4. We will develop a community of experts from the financial sector, major landowners and ecological researchers to scope the knowledge required to address these barriers to developing a science-based investment markets for nature recovery, and support the wider ambitions of Phase II of the programme.
5. We will hold facilitated user-requirements workshops bringing together a network of leading financial sector partners, major landowners and researchers to identify key knowledge gaps and co-define the capabilities of any new data and tools to enable robust and high integrity nature positive investment markets.
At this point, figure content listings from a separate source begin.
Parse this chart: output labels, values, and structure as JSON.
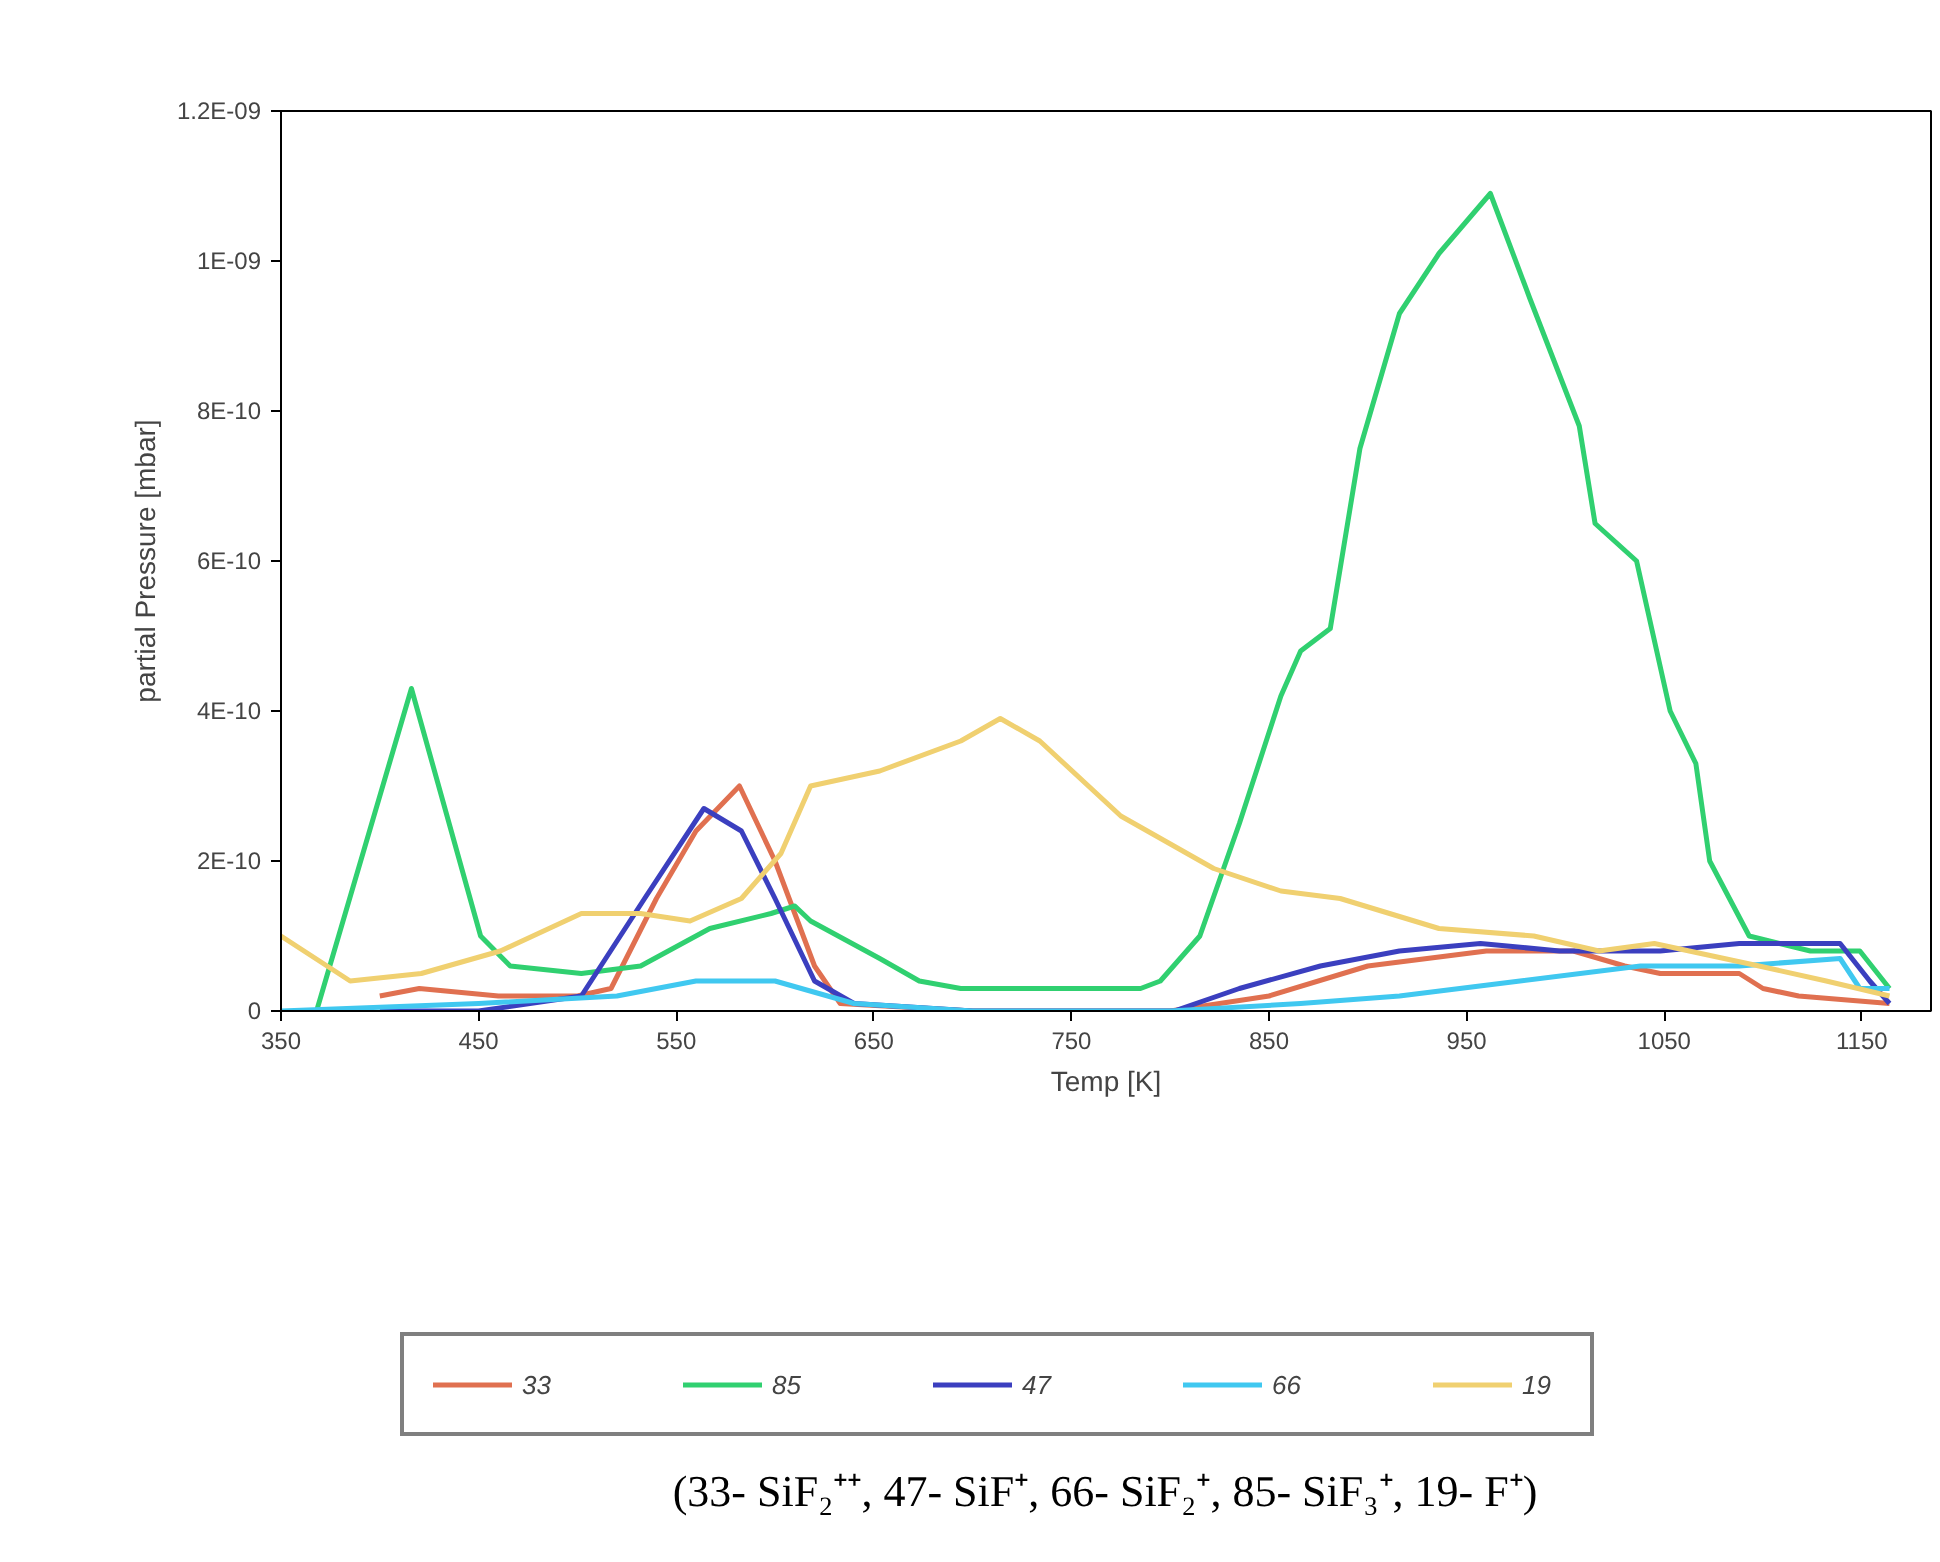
{
  "chart_data": {
    "type": "line",
    "xlabel": "Temp [K]",
    "ylabel": "partial Pressure [mbar]",
    "xlim": [
      350,
      1185
    ],
    "xticks": [
      350,
      450,
      550,
      650,
      750,
      850,
      950,
      1050,
      1150
    ],
    "ylim": [
      0,
      1.2e-09
    ],
    "yticks": [
      {
        "value": 0,
        "label": "0"
      },
      {
        "value": 2e-10,
        "label": "2E-10"
      },
      {
        "value": 4e-10,
        "label": "4E-10"
      },
      {
        "value": 6e-10,
        "label": "6E-10"
      },
      {
        "value": 8e-10,
        "label": "8E-10"
      },
      {
        "value": 1e-09,
        "label": "1E-09"
      },
      {
        "value": 1.2e-09,
        "label": "1.2E-09"
      }
    ],
    "grid": false,
    "legend": "bottom",
    "line_style": "solid",
    "marker": "none",
    "series": [
      {
        "name": "33",
        "color": "#e07050",
        "x": [
          400,
          420,
          460,
          500,
          517,
          540,
          560,
          582,
          600,
          620,
          633,
          700,
          800,
          850,
          900,
          960,
          1004,
          1030,
          1048,
          1088,
          1100,
          1118,
          1164
        ],
        "values": [
          2e-11,
          3e-11,
          2e-11,
          2e-11,
          3e-11,
          1.5e-10,
          2.4e-10,
          3e-10,
          2e-10,
          6e-11,
          1e-11,
          0,
          0,
          2e-11,
          6e-11,
          8e-11,
          8e-11,
          6e-11,
          5e-11,
          5e-11,
          3e-11,
          2e-11,
          1e-11
        ]
      },
      {
        "name": "85",
        "color": "#30d070",
        "x": [
          368,
          416,
          451,
          466,
          502,
          532,
          567,
          598,
          610,
          618,
          653,
          673,
          694,
          785,
          795,
          815,
          835,
          856,
          866,
          881,
          896,
          916,
          936,
          962,
          982,
          1007,
          1015,
          1036,
          1053,
          1066,
          1073,
          1093,
          1124,
          1149,
          1164
        ],
        "values": [
          0,
          4.3e-10,
          1e-10,
          6e-11,
          5e-11,
          6e-11,
          1.1e-10,
          1.3e-10,
          1.4e-10,
          1.2e-10,
          7e-11,
          4e-11,
          3e-11,
          3e-11,
          4e-11,
          1e-10,
          2.5e-10,
          4.2e-10,
          4.8e-10,
          5.1e-10,
          7.5e-10,
          9.3e-10,
          1.01e-09,
          1.09e-09,
          9.5e-10,
          7.8e-10,
          6.5e-10,
          6e-10,
          4e-10,
          3.3e-10,
          2e-10,
          1e-10,
          8e-11,
          8e-11,
          3e-11
        ]
      },
      {
        "name": "47",
        "color": "#3b3fbf",
        "x": [
          400,
          450,
          502,
          534,
          564,
          583,
          600,
          620,
          640,
          700,
          802,
          835,
          876,
          916,
          957,
          997,
          1048,
          1088,
          1139,
          1154,
          1164
        ],
        "values": [
          0,
          0,
          2e-11,
          1.5e-10,
          2.7e-10,
          2.4e-10,
          1.5e-10,
          4e-11,
          1e-11,
          0,
          0,
          3e-11,
          6e-11,
          8e-11,
          9e-11,
          8e-11,
          8e-11,
          9e-11,
          9e-11,
          4e-11,
          1e-11
        ]
      },
      {
        "name": "66",
        "color": "#40c8f0",
        "x": [
          350,
          450,
          520,
          560,
          600,
          640,
          700,
          800,
          866,
          916,
          977,
          1038,
          1088,
          1139,
          1149,
          1164
        ],
        "values": [
          0,
          1e-11,
          2e-11,
          4e-11,
          4e-11,
          1e-11,
          0,
          0,
          1e-11,
          2e-11,
          4e-11,
          6e-11,
          6e-11,
          7e-11,
          3e-11,
          3e-11
        ]
      },
      {
        "name": "19",
        "color": "#f0d070",
        "x": [
          350,
          385,
          421,
          461,
          502,
          532,
          557,
          583,
          603,
          618,
          653,
          694,
          714,
          734,
          775,
          822,
          856,
          886,
          936,
          984,
          1017,
          1045,
          1098,
          1132,
          1164
        ],
        "values": [
          1e-10,
          4e-11,
          5e-11,
          8e-11,
          1.3e-10,
          1.3e-10,
          1.2e-10,
          1.5e-10,
          2.1e-10,
          3e-10,
          3.2e-10,
          3.6e-10,
          3.9e-10,
          3.6e-10,
          2.6e-10,
          1.9e-10,
          1.6e-10,
          1.5e-10,
          1.1e-10,
          1e-10,
          8e-11,
          9e-11,
          6e-11,
          4e-11,
          2e-11
        ]
      }
    ],
    "annotations": [
      "(33- SiF₂⁺⁺, 47- SiF⁺, 66- SiF₂⁺, 85- SiF₃⁺, 19- F⁺)"
    ]
  }
}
6. Field meetings (labs) will be held at three experimental platforms undertaking nature-based interventions: a commercial farm, and large-scale saltmarsh and peatland restoration sites. Methodologies for verifying the outcomes of management interventions will be presented and assessed in situ. Structured stakeholder interviews will quantify acceptability and confidence in these tools.
7. We will apply our collective knowledge, together with new data and tools assessed, to three client case study examples supplied by finance partners. This will enable real world testing of existing data and tools to further elucidate critical knowledge gaps. We will publish the findings as case study examples alongside lessons learned.
8. Collectively, outputs from the project will have immediately beneficial outcomes for the finance sector and potential markets for nature-positive investments. Key input into Phase II will be our co-defined user requirements, knowledge gaps and a roadmap for delivering baseline information and research.